As a food, it is best to eat the various parts of the plant cooked, such as the leaves and stems. One lady I tripped across a couple years ago would strip the leaves of their spines, leaving only the rib of the leaf, and cook that. So that is what I’ve begun doing this year. So far, they taste great served as a side dish with a little butter and salt. They taste great in noodle dishes alongside mushrooms, onions, garlic, and other spices you may toss in. They taste nice breaded and dipped in your choice of sauce.

They can also be eaten crushed into teas. I stripped an entire load (5 grocery tubs’ worth) of leaves and tossed the unused portions into the yard waste bag before I realized I should be rinsing those and laying them out to dry!!! Talk about throwing away your food and medicine! I have to blanch this first load and get it into the freezer, then start on this second load while getting ready for this weekend’s wellness fair. But this second load’s leaf trimmings will be rinsed and dried, and then crushed for use in teas and medicines around the house!

I’m not adept at gathering thistle flowers as of yet, so I haven’t experimented with gathering or drying the seeds. The nootropic article above suggested that silymarin is highest in the seeds of the thistle plant, regardless of which thistle we are talking about.

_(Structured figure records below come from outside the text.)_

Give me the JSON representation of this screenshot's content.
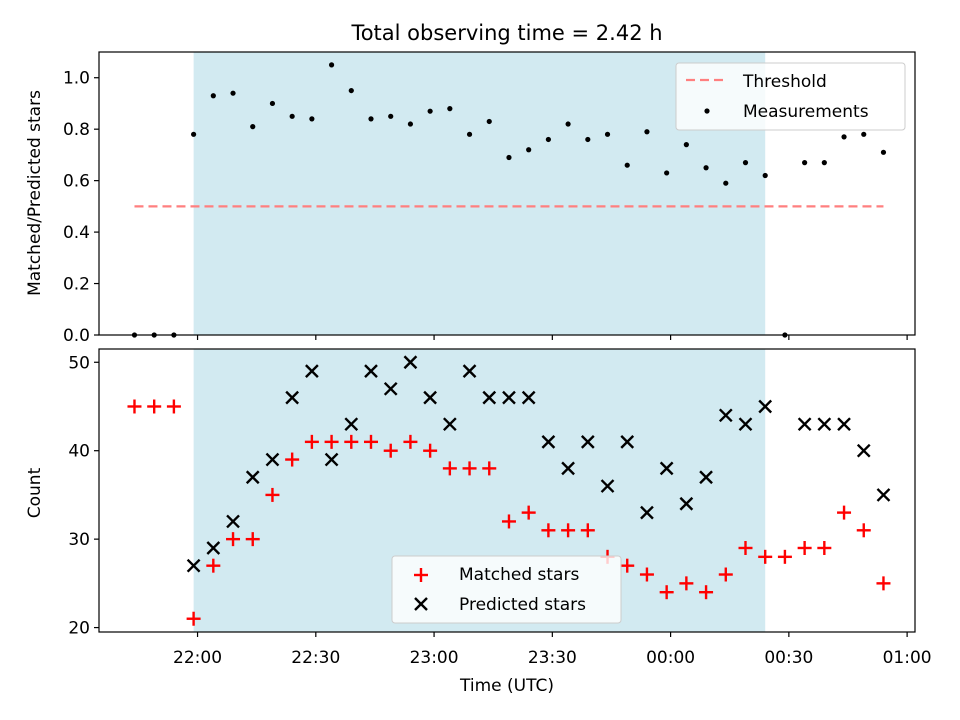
{
  "figure": {
    "title": "Total observing time = 2.42 h",
    "xlabel": "Time (UTC)"
  },
  "colors": {
    "shade": "#add8e6",
    "threshold": "#ff7f7f",
    "measurement": "#000000",
    "matched": "#ff0000",
    "predicted": "#000000"
  },
  "chart_data": [
    {
      "type": "scatter",
      "title": "Total observing time = 2.42 h",
      "xlabel": "",
      "ylabel": "Matched/Predicted stars",
      "xlim": [
        "21:35",
        "01:02"
      ],
      "ylim": [
        0,
        1.1
      ],
      "x_ticks": [
        "22:00",
        "22:30",
        "23:00",
        "23:30",
        "00:00",
        "00:30",
        "01:00"
      ],
      "y_ticks": [
        "0.0",
        "0.2",
        "0.4",
        "0.6",
        "0.8",
        "1.0"
      ],
      "shaded_span": [
        "21:59",
        "00:24"
      ],
      "legend": {
        "position": "top-right",
        "entries": [
          "Threshold",
          "Measurements"
        ]
      },
      "threshold": {
        "name": "Threshold",
        "value": 0.5,
        "x_start": "21:44",
        "x_end": "00:54",
        "style": "dashed"
      },
      "series": [
        {
          "name": "Measurements",
          "x": [
            "21:44",
            "21:49",
            "21:54",
            "21:59",
            "22:04",
            "22:09",
            "22:14",
            "22:19",
            "22:24",
            "22:29",
            "22:34",
            "22:39",
            "22:44",
            "22:49",
            "22:54",
            "22:59",
            "23:04",
            "23:09",
            "23:14",
            "23:19",
            "23:24",
            "23:29",
            "23:34",
            "23:39",
            "23:44",
            "23:49",
            "23:54",
            "23:59",
            "00:04",
            "00:09",
            "00:14",
            "00:19",
            "00:24",
            "00:29",
            "00:34",
            "00:39",
            "00:44",
            "00:49",
            "00:54"
          ],
          "y": [
            0.0,
            0.0,
            0.0,
            0.78,
            0.93,
            0.94,
            0.81,
            0.9,
            0.85,
            0.84,
            1.05,
            0.95,
            0.84,
            0.85,
            0.82,
            0.87,
            0.88,
            0.78,
            0.83,
            0.69,
            0.72,
            0.76,
            0.82,
            0.76,
            0.78,
            0.66,
            0.79,
            0.63,
            0.74,
            0.65,
            0.59,
            0.67,
            0.62,
            0.0,
            0.67,
            0.67,
            0.77,
            0.78,
            0.71
          ]
        }
      ]
    },
    {
      "type": "scatter",
      "title": "",
      "xlabel": "Time (UTC)",
      "ylabel": "Count",
      "xlim": [
        "21:35",
        "01:02"
      ],
      "ylim": [
        19.5,
        51.5
      ],
      "x_ticks": [
        "22:00",
        "22:30",
        "23:00",
        "23:30",
        "00:00",
        "00:30",
        "01:00"
      ],
      "y_ticks": [
        "20",
        "30",
        "40",
        "50"
      ],
      "shaded_span": [
        "21:59",
        "00:24"
      ],
      "legend": {
        "position": "lower-center",
        "entries": [
          "Matched stars",
          "Predicted stars"
        ]
      },
      "series": [
        {
          "name": "Matched stars",
          "marker": "+",
          "x": [
            "21:44",
            "21:49",
            "21:54",
            "21:59",
            "22:04",
            "22:09",
            "22:14",
            "22:19",
            "22:24",
            "22:29",
            "22:34",
            "22:39",
            "22:44",
            "22:49",
            "22:54",
            "22:59",
            "23:04",
            "23:09",
            "23:14",
            "23:19",
            "23:24",
            "23:29",
            "23:34",
            "23:39",
            "23:44",
            "23:49",
            "23:54",
            "23:59",
            "00:04",
            "00:09",
            "00:14",
            "00:19",
            "00:24",
            "00:29",
            "00:34",
            "00:39",
            "00:44",
            "00:49",
            "00:54"
          ],
          "y": [
            45,
            45,
            45,
            21,
            27,
            30,
            30,
            35,
            39,
            41,
            41,
            41,
            41,
            40,
            41,
            40,
            38,
            38,
            38,
            32,
            33,
            31,
            31,
            31,
            28,
            27,
            26,
            24,
            25,
            24,
            26,
            29,
            28,
            28,
            29,
            29,
            33,
            31,
            25
          ]
        },
        {
          "name": "Predicted stars",
          "marker": "x",
          "x": [
            "21:59",
            "22:04",
            "22:09",
            "22:14",
            "22:19",
            "22:24",
            "22:29",
            "22:34",
            "22:39",
            "22:44",
            "22:49",
            "22:54",
            "22:59",
            "23:04",
            "23:09",
            "23:14",
            "23:19",
            "23:24",
            "23:29",
            "23:34",
            "23:39",
            "23:44",
            "23:49",
            "23:54",
            "23:59",
            "00:04",
            "00:09",
            "00:14",
            "00:19",
            "00:24",
            "00:34",
            "00:39",
            "00:44",
            "00:49",
            "00:54"
          ],
          "y": [
            27,
            29,
            32,
            37,
            39,
            46,
            49,
            39,
            43,
            49,
            47,
            50,
            46,
            43,
            49,
            46,
            46,
            46,
            41,
            38,
            41,
            36,
            41,
            33,
            38,
            34,
            37,
            44,
            43,
            45,
            43,
            43,
            43,
            40,
            35
          ]
        }
      ]
    }
  ]
}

So how does one go about prepping this spiny herb for food? Very carefully!

For myself, I use tongs to hold the leaf while I cut with a decently long knife to get my hands and wrists away from the spines. I have however full-on jabbed my finger nails into those spines and I can say first hand, that IF there any repelling secretions in the plant, I did not react to them at all! My two fingers hurt for sure, but only because of the jab, not because of any chemical reaction.

I find the plant, in spite of how big it can get (taller than me here in the Okanagan when it’s really taking off), to be very timid as far as plants go. If you forcibly move a leaf out of the way, it will generally keep it where you put it, without snapping it back at you, although the leaves otherwise feel tough enough that they could snap back at you. Harvesting requires a shovel, protective footgear, and ideally denim or another protective leg wrap, but today in a sundress and hikers, I was able to move leaves out of the way with a foot, then hammer down on the shovel with said foot and dig up the plant. I have to move the shovel around the base of the plant a few times to loosen then pop it out of the soil. If you are careful, you can hold the underside of the rib of a large leaf while using the other hand to grab another leaf by the underside of the rib and rip it off. Or you can old the root ball with one hand, and grab leaf rib undersides to rip leaves free of the stem that way too.

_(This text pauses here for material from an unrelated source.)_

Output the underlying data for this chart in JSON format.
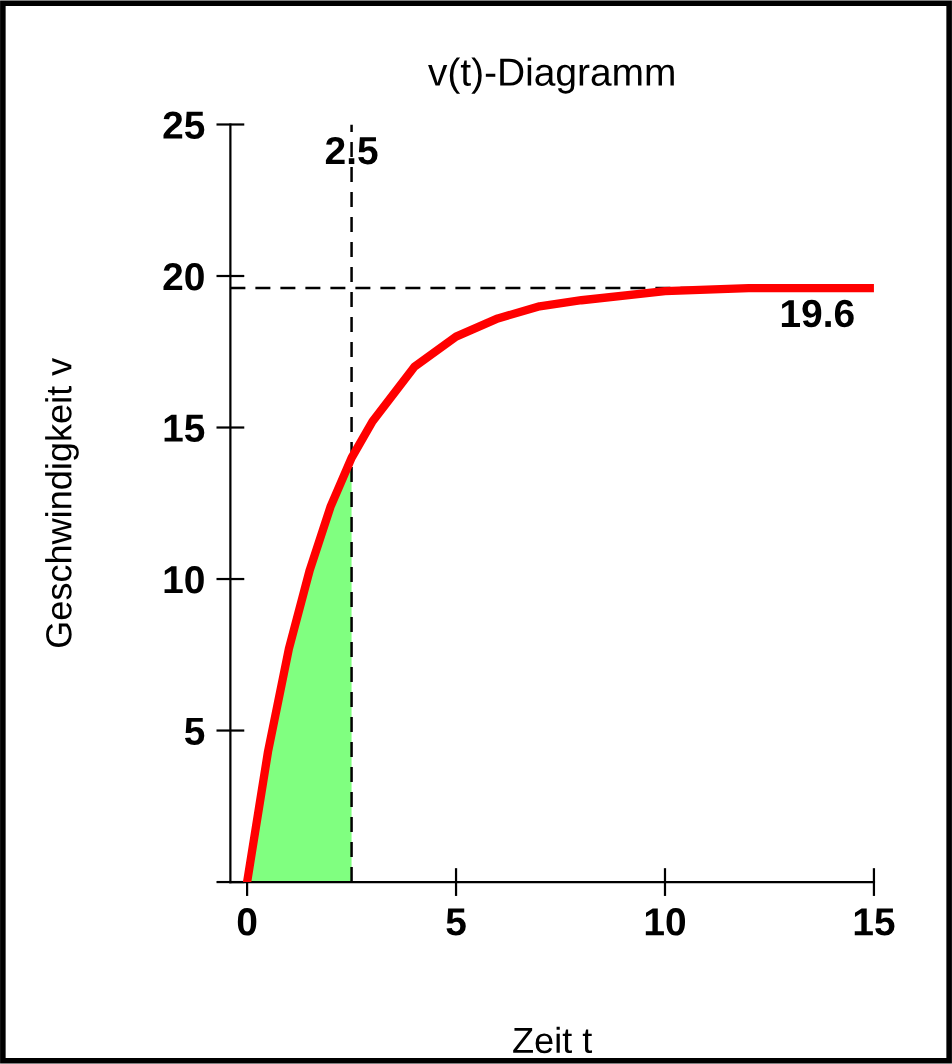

Once at your work surface, take the tongs as mentioned earlier, hold the leaf with the tongs while you cut the rib free of the rest of the leaf. Just run the knife down each side of the rib, separating as you go, then cut off the tip of the rib and toss the spiny leaf bits to one side.

Here are some pics of my efforts today.

Chopping the rib into 1 inch sections allows for use in various cooked dishes that you’d otherwise use green beans for. When you toss them into the pot to cook, the hot water turns them a bright, rich shade of green, completely different than the pale things sitting on the counter! Some of the chlorophyll leeches into the water too, turning it a shade of green as well. Cooking till tender takes around 10-15 minutes depending on how high your element is. For freezer storage, I’m blanching them first, then portioning them into meal-sized packets for freezing. I’m leaving shorter ones long for use in breaded side dishes, (think breaded zucchini, breaded asparagus, etc). Due to how much gets discarded for access to just the rib, I’d need quite a bit to set away a year’s worth of this vegetable! But remembering I don’t have to toss the leaf cast-offs is important! I need to start drying those starting with this next batch!